Following fierce opposition from local residents and parishes, Governor Landry issued Executive Order JML 25-119, directing the state Department of Energy and Natural Resources to temporarily stop accepting new Class VI well applications—a category of injection wells used by CCS projects to store captured carbon—while the state develops stricter oversight, financial-assurance, and safety standards. The order does not halt reviews of existing applications; instead, it requires the agency to re-evaluate pending projects, coordinate with other state and federal agencies, and ensure greater transparency and public participation before any new Class VI permits are issued.
The EPA typically oversees these injection wells but can grant states the authority to administer the program as well—a process known as “primacy.” Louisiana received primacy from EPA in December 2023, giving the state authority to issue Class VI permits. The first permit authorized the injection of up to 2 million metric tons of CO2 per year for 20 years for a single project, and since then, 33 applications have been filed. The order and accompanying departmental guidance set clearer review timelines, prioritize only a handful of existing projects for continued assessment, and strengthen public-comment and landowner-rights provisions.
This is not the first step Louisiana policymakers have taken to protect Pelican State taxpayers and communities. The state legislature passed several laws in June to protect landowners from eminent domain abuse by CCS pipeline developers. One requires disputes to be settled in the parish where they arise. Another requires companies to prove that a CO₂-storage or pipeline project provides a public benefit before land can be taken. A third requires consent from 85% of landowners before a carbon-injection well can be located in an area.
Louisiana is on the right track: real emissions reduction should not come at the expense of property rights, public safety, or fiscal responsibility. Unfortunately, federal lawmakers have gone the opposite direction and doubled down on CCS subsidies. The One Big Beautiful Bill passed earlier this year expanded the 45Q carbon capture tax credit instead of ending it. Originally projected to cost taxpayers more than $30 billion over the next decade, the latest expansion adds another $14 billion. The bill also increases the 45Q credit to $180 per ton for captured carbon used in enhanced oil recovery (EOR) projects—a technique the oil industry has relied on since the 1970s to extract more oil from aging wells. Now, companies conducting EOR as part of their normal operations will be rewarded even more generously by the supercharged 45Q credit.

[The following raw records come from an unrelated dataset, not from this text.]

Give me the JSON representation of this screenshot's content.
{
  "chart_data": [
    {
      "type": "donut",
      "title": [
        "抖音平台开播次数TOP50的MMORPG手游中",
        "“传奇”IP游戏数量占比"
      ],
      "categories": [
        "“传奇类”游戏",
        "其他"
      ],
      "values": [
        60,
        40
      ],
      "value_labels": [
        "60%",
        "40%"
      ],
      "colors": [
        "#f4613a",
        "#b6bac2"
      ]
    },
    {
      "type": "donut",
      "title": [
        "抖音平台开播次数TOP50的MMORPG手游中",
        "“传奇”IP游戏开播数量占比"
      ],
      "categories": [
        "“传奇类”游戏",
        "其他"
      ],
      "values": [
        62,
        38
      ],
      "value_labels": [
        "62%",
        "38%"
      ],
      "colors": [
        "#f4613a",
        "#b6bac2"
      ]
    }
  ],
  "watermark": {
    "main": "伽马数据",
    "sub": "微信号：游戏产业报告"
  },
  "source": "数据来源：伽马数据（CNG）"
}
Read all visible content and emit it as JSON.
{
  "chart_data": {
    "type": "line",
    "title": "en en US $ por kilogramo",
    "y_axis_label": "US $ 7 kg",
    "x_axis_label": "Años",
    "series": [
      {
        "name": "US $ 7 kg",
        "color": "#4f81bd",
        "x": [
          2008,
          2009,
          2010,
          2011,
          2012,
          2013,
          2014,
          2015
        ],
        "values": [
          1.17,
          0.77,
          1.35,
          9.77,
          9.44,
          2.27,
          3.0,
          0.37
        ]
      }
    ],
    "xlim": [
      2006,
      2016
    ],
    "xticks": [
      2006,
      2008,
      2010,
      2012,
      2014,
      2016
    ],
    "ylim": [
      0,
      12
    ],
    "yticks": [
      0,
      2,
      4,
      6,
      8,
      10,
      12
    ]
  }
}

By declaring this pause, Louisiana is protecting its communities with stronger rules, deeper scrutiny, and a fairer process that prioritizes residents over corporate CCS interests. It’s time for other states—and Congress—to follow suit. Instead of doubling down on costly, unproven CCS subsidies, policymakers should invest in emissions-reduction initiatives that truly benefit taxpayers and communities, or at least require stronger safeguards, transparency, and accountability for every taxpayer dollar spent.